DOI: 10.1093/jbcr/irae036.044 ISSN: 1559-047X

44 Transcriptomic Analysis Reveals Compensatory Protective Role of Prokineticin-2 Against Pulmonary Inflammation After Severe Burn Injury

Yueqing Zhang, Xiaofu Wang, Juquan Song, Ravi S Radhakrishnan, Jun Yang
  • Rehabilitation
  • Emergency Medicine
  • Surgery

Abstract

Introduction

Severe burn injuries frequently result in multi-organ dysfunction, with the lungs being particularly susceptible, leading to substantial morbidity and mortality. However, the mechanisms underlying post-burn pulmonary injury remain to be elucidated. Our objective was to provide a comprehensive transcriptomic profile of lungs following severe burn injury to explore novel biomarker genes and potential therapeutic targets for burn injury induced lung diseases.

Methods

A severe burn animal model was established in C57BL/6J mice by undergoing 30% total body surface area scald injury to produce a full-thickness burn. A total of twelve C57BL6 male mice (10-weeks-old) were divided into three groups (Sham, 3 days and 7 days post burn). Mouse lung tissues were harvested post-burn and the differential gene expression profiling was performed by RNA-Seq analysis.

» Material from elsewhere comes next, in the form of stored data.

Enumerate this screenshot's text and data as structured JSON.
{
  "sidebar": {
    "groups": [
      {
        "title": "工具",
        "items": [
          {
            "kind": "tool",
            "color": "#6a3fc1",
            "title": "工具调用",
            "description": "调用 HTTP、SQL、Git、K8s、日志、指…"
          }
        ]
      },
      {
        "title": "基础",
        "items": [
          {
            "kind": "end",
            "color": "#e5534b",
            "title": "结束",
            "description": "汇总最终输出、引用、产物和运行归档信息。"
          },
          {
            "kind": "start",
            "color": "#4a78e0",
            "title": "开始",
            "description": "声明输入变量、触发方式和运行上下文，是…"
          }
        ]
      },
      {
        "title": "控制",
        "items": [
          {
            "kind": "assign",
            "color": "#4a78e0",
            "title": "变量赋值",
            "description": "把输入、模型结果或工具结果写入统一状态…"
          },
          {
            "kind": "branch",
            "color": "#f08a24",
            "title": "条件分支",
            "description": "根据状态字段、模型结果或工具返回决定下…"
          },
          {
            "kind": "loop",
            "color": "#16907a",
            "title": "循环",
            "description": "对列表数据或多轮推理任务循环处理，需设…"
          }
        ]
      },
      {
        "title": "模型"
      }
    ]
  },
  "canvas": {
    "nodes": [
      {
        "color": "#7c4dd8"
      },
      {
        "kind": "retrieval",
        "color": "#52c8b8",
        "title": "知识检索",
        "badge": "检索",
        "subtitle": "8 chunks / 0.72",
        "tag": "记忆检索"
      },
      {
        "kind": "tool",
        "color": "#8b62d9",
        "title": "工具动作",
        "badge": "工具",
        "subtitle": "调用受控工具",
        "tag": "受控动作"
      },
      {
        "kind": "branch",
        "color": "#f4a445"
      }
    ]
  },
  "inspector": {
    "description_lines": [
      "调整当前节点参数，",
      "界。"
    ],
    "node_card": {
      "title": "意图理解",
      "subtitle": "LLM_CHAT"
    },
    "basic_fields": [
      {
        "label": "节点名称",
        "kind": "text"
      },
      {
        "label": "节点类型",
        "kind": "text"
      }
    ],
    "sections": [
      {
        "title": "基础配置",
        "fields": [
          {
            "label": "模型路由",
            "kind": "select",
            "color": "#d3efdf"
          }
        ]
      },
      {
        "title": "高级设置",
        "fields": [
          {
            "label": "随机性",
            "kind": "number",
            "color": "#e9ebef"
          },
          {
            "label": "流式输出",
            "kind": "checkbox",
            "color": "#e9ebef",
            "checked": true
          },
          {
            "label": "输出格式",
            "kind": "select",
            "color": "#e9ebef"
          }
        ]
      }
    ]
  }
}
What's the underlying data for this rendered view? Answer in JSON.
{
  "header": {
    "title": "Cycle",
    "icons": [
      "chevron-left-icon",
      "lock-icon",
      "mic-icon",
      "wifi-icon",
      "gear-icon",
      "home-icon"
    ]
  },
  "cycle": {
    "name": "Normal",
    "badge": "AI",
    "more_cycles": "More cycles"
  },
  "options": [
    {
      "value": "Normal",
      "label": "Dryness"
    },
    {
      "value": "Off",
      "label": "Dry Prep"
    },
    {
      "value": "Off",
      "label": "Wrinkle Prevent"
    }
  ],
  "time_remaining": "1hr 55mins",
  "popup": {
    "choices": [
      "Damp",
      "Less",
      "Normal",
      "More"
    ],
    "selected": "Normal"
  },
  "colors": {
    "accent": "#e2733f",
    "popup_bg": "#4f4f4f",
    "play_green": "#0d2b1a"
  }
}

Gene ontology (GO) and Kyoto Encyclopedia of Genes and Genomes (KEGG) enrichment analyses were conducted to predicate the related pathological pathways and candidate genes. Quantitative RT-qPCR was employed to verify the gene expression and functions in both in vivo and in vitro settings (using human primary small airway epithelial cells, hSAECs). Statistical analysis was conducted using GraphPad Prism version 10.0.

Results

Transcriptomic data revealed a total of 419 differentially expressed genes (DEGs) in both burned groups compared to the sham group (fold-change > 2 and p value < 0.05). Of these, 265 genes were uniquely changed at 3 days post burn, 87 genes were common, and 67 genes were regulated at 7 days post burn. Additionally, 306 DEGs were identified when comparing the 3-day and 7-day post-burn periods. Pathway analysis highlighted the top three enriched pathways in response to burn injury: Inflammation mediated by chemokine and cytokine signaling, Interleukin signaling and Apoptosis signaling. Notably, Prokineticin-2 (PK2) emerged as the most significantly altered gene in the lungs of burned mice. It was confirmed by qRT-PCR analysis that PK2 was initially detected at 3 days post burn and dramatically increased at 7 days post burn. Treatment of cultured hSAECs with recombinant human PK2 peptide resulted in decreased TNFa-induced inflammation responses (IL-6, IL-8, MMP9, and Grob) and reduced respiratory rhinoviral infection, suggesting the compensatory protective role of PK2 against burn-induced lung inflammation and infection.

Conclusions

Our study unveils the distinctive gene expression profile in the lungs of scalded mice and identifies a paradigm for compensatory protective PK2 signaling. This finding may serve as a crucial foundation for future in-depth investigations into burn-induced lung injury.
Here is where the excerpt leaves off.